L’humanité a trop déstabilisé le climat, au point de l’avoir rapproché de « points de bascule » au potentiel cataclysmique, alertent 160 scientifiques dans un nouveau rapport.

Par Vincent LUCCHESE.

Le monde vient d’entrer « dans une nouvelle réalité ». Celle où de nombreuses composantes du système climatique menacent de basculer à tout moment vers un nouvel état qui ferait encourir « des risques catastrophiques à des milliards de personnes ». Telle est l’alerte solennelle lancée par 160 scientifiques de 23 pays, dans le rapport Global Tipping Points, publié le 13 octobre et coordonné par Timothy Lenton, professeur à l’université d’Exeter en Angleterre.

Ces chercheurs figurent parmi les plus grands spécialistes au monde dans l’étude de ce que l’on appelle les points de bascule climatiques. Le terme désigne le seuil critique au-delà duquel un élément clé du climat terrestre (calottes polaires, courants océaniques, forêts tropicales, etc.) peut basculer dans un nouvel état, de manière souvent irréversible.

Le système peut relativement bien résister à un certain degré de déstabilisation (le réchauffement global, la déforestation, etc.), jusqu’à ce qu’un petit changement de trop le fasse basculer. Le point de bascule est en quelque sorte la goutte d’eau qui fait déborder le vase.
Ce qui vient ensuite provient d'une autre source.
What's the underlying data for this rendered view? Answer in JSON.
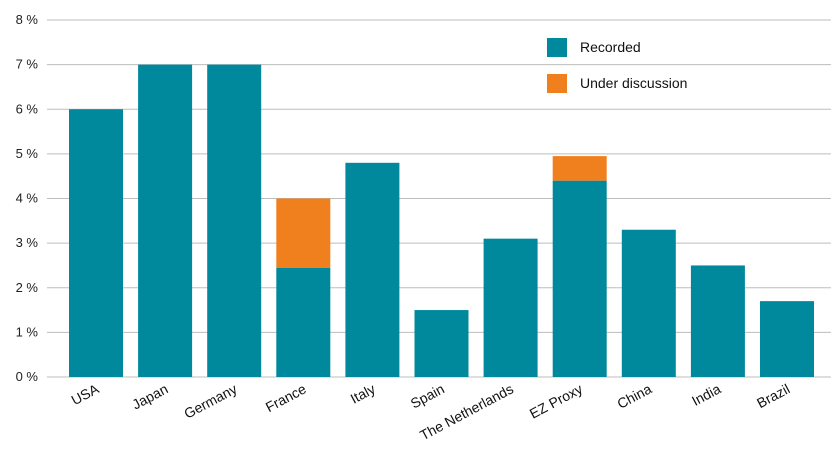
{
  "chart_data": {
    "type": "bar",
    "stacked": true,
    "categories": [
      "USA",
      "Japan",
      "Germany",
      "France",
      "Italy",
      "Spain",
      "The Netherlands",
      "EZ Proxy",
      "China",
      "India",
      "Brazil"
    ],
    "series": [
      {
        "name": "Recorded",
        "color": "#00899C",
        "values": [
          6.0,
          7.0,
          7.0,
          2.45,
          4.8,
          1.5,
          3.1,
          4.4,
          3.3,
          2.5,
          1.7
        ]
      },
      {
        "name": "Under discussion",
        "color": "#F07F1E",
        "values": [
          0,
          0,
          0,
          1.55,
          0,
          0,
          0,
          0.55,
          0,
          0,
          0
        ]
      }
    ],
    "ylim": [
      0,
      8
    ],
    "yticks": [
      0,
      1,
      2,
      3,
      4,
      5,
      6,
      7,
      8
    ],
    "ytick_labels": [
      "0 %",
      "1 %",
      "2 %",
      "3 %",
      "4 %",
      "5 %",
      "6 %",
      "7 %",
      "8 %"
    ],
    "grid": true,
    "legend_position": "top-right"
  }
}
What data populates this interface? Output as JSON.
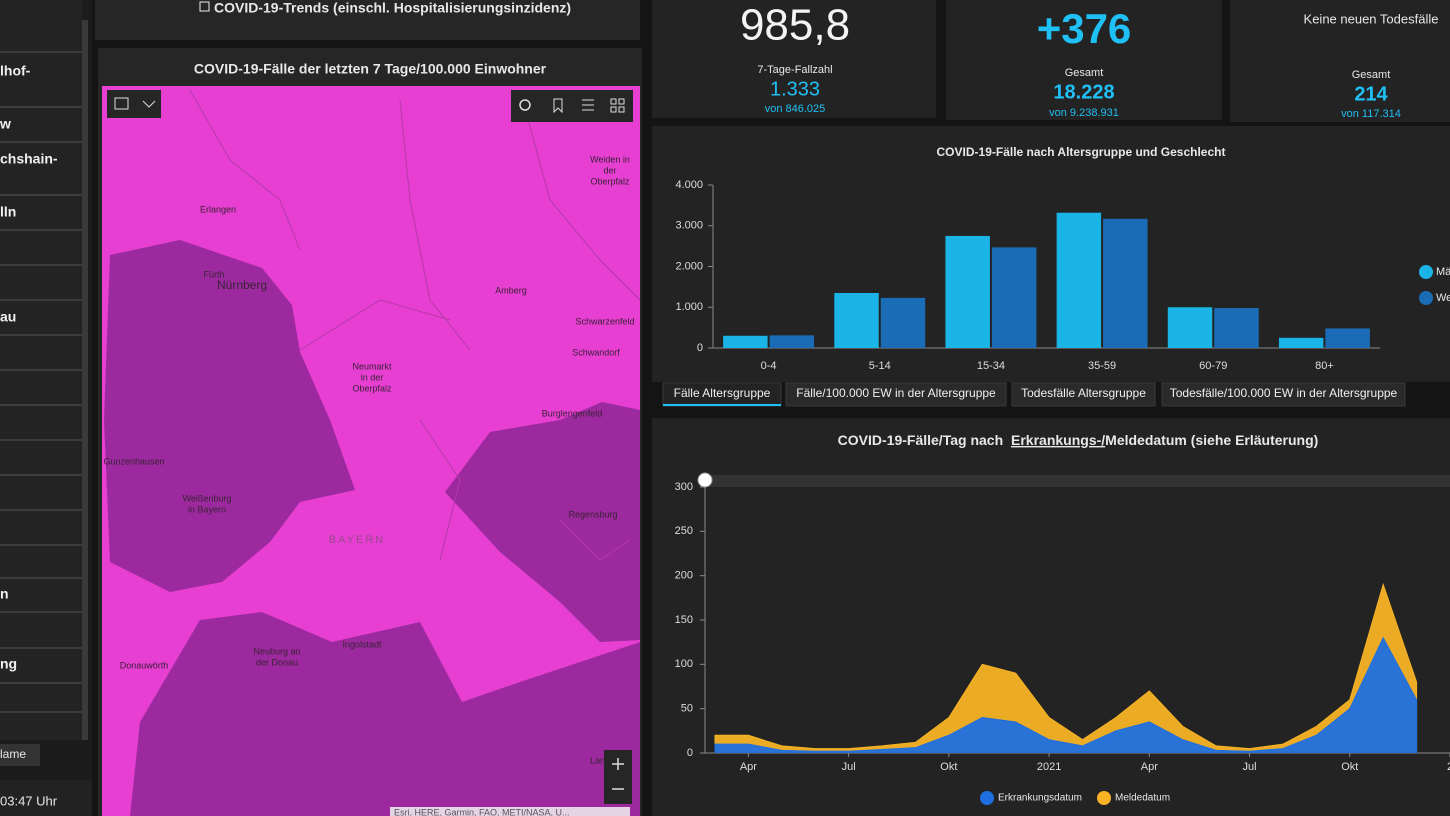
{
  "sidebar": {
    "items": [
      "lhof-",
      "w",
      "chshain-",
      "lln",
      "au",
      "n",
      "ng"
    ],
    "name_label": "lame",
    "time": "03:47 Uhr"
  },
  "trends_link": "COVID-19-Trends (einschl. Hospitalisierungsinzidenz)",
  "map": {
    "title": "COVID-19-Fälle der letzten 7 Tage/100.000 Einwohner",
    "places": [
      "Weiden in",
      "der",
      "Oberpfalz",
      "Erlangen",
      "Fürth",
      "Nürnberg",
      "Amberg",
      "Schwarzenfeld",
      "Schwandorf",
      "Neumarkt",
      "in der",
      "Oberpfalz",
      "Burglengenfeld",
      "Gunzenhausen",
      "Weißenburg",
      "in Bayern",
      "Regensburg",
      "BAYERN",
      "Donauwörth",
      "Ingolstadt",
      "Neuburg an",
      "der Donau",
      "Lan"
    ],
    "attribution": "Esri, HERE, Garmin, FAO, METI/NASA, U..."
  },
  "kpis": [
    {
      "value": "985,8",
      "label": "7-Tage-Fallzahl",
      "total": "1.333",
      "of": "von 846.025"
    },
    {
      "value": "+376",
      "label": "Gesamt",
      "total": "18.228",
      "of": "von 9.238.931"
    },
    {
      "value": "Keine neuen Todesfälle",
      "label": "Gesamt",
      "total": "214",
      "of": "von 117.314"
    }
  ],
  "chart_data": [
    {
      "type": "bar",
      "title": "COVID-19-Fälle nach Altersgruppe und Geschlecht",
      "categories": [
        "0-4",
        "5-14",
        "15-34",
        "35-59",
        "60-79",
        "80+"
      ],
      "series": [
        {
          "name": "Männlich",
          "color": "#1ab4e6",
          "values": [
            300,
            1350,
            2750,
            3320,
            1000,
            250
          ]
        },
        {
          "name": "Weiblich",
          "color": "#1a6cb6",
          "values": [
            310,
            1230,
            2470,
            3170,
            980,
            480
          ]
        }
      ],
      "ylim": [
        0,
        4000
      ],
      "yticks": [
        0,
        {
          "value": 1000,
          "label": "1.000"
        },
        {
          "value": 2000,
          "label": "2.000"
        },
        {
          "value": 3000,
          "label": "3.000"
        },
        {
          "value": 4000,
          "label": "4.000"
        }
      ],
      "legend": "right",
      "tabs": [
        "Fälle Altersgruppe",
        "Fälle/100.000 EW in der Altersgruppe",
        "Todesfälle Altersgruppe",
        "Todesfälle/100.000 EW in der Altersgruppe"
      ]
    },
    {
      "type": "area",
      "title": [
        "COVID-19-Fälle/Tag nach",
        "Erkrankungs-/",
        "Meldedatum (siehe Erläuterung)"
      ],
      "x": [
        "2020-03",
        "2020-04",
        "2020-05",
        "2020-06",
        "2020-07",
        "2020-08",
        "2020-09",
        "2020-10",
        "2020-11",
        "2020-12",
        "2021-01",
        "2021-02",
        "2021-03",
        "2021-04",
        "2021-05",
        "2021-06",
        "2021-07",
        "2021-08",
        "2021-09",
        "2021-10",
        "2021-11",
        "2021-12"
      ],
      "series": [
        {
          "name": "Erkrankungsdatum",
          "color": "#1f6fe0",
          "values": [
            10,
            10,
            3,
            2,
            2,
            4,
            6,
            20,
            40,
            35,
            15,
            8,
            25,
            35,
            15,
            3,
            2,
            5,
            20,
            50,
            130,
            60
          ]
        },
        {
          "name": "Meldedatum",
          "color": "#f7b325",
          "values": [
            20,
            20,
            8,
            5,
            5,
            8,
            12,
            40,
            100,
            90,
            40,
            15,
            40,
            70,
            30,
            8,
            5,
            10,
            30,
            60,
            190,
            80
          ]
        }
      ],
      "xlim": [
        "2020-03",
        "2022-01"
      ],
      "xticks": [
        {
          "value": "2020-04",
          "label": "Apr"
        },
        {
          "value": "2020-07",
          "label": "Jul"
        },
        {
          "value": "2020-10",
          "label": "Okt"
        },
        {
          "value": "2021-01",
          "label": "2021"
        },
        {
          "value": "2021-04",
          "label": "Apr"
        },
        {
          "value": "2021-07",
          "label": "Jul"
        },
        {
          "value": "2021-10",
          "label": "Okt"
        },
        {
          "value": "2022-01",
          "label": "2"
        }
      ],
      "ylim": [
        0,
        300
      ],
      "yticks": [
        0,
        50,
        100,
        150,
        200,
        250,
        300
      ],
      "legend": "bottom"
    }
  ]
}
Or, le seuil de 1,5 °C de réchauffement planétaire pourrait bien s’avérer être cette goutte de trop. Nous avons pour la première fois franchi cette température fatidique sur l’année 2024, de manière temporaire. Et nous devrions, selon toute probabilité, la franchir définitivement d’ici quelques années, alertent les chercheurs. Avec le risque d’effets en cascade à travers la planète. Nous entrons ainsi dans l’ère des points de bascule.

On peut expliquer les points de bascule avec l’image d’une bille roulant sur un terrain accidenté. L’altitude de la bille symbolise l’état d’un système : il reste relativement stable même en s’approchant d’un trou. Mais si la bille fait le mouvement de trop, elle franchit le point de bascule, ce qui enclenche sa chute inéluctable dans le trou, d’où il sera bien plus difficile de sortir que d’entrer… (© Reporterre / Antoine Levesque. D’après Steffen et al. 2018)
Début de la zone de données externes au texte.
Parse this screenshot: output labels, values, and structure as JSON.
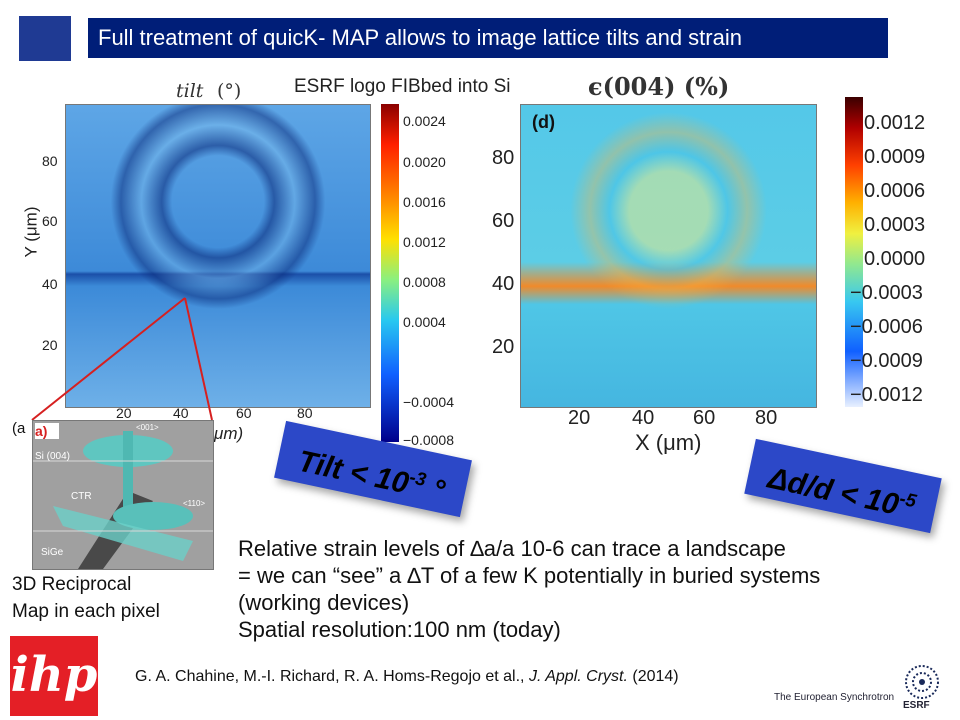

Deux ans après leur premier rapport, les membres de l’initiative Global Tipping Points soulignent à quel point la situation s’est déjà dégradée. Première mauvaise nouvelle : les points de bascule concernant la biosphère « se rapprochent plus vite qu’on ne le pensait », dit le rapport.
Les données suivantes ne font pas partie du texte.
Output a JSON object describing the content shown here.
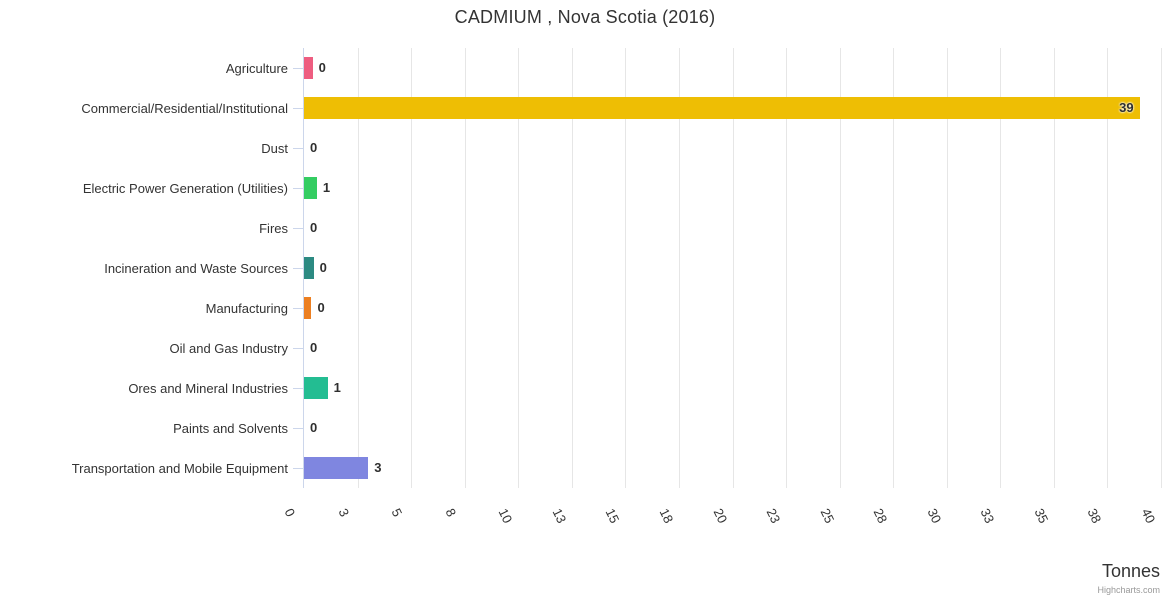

Ainsi des récifs coralliens tropicaux. À l’instar de la Grande Barrière de corail, ils ont connu en 2024-2025 leur pire épisode de blanchissement, provoqué par les chaleurs extrêmes de l’océan. Bien que les situations diffèrent selon les régions du globe, les chercheurs estiment que leur point de bascule moyen se situerait autour de 1,2 °C de réchauffement global. Autrement dit, nous aurions déjà franchi ce premier point de bascule.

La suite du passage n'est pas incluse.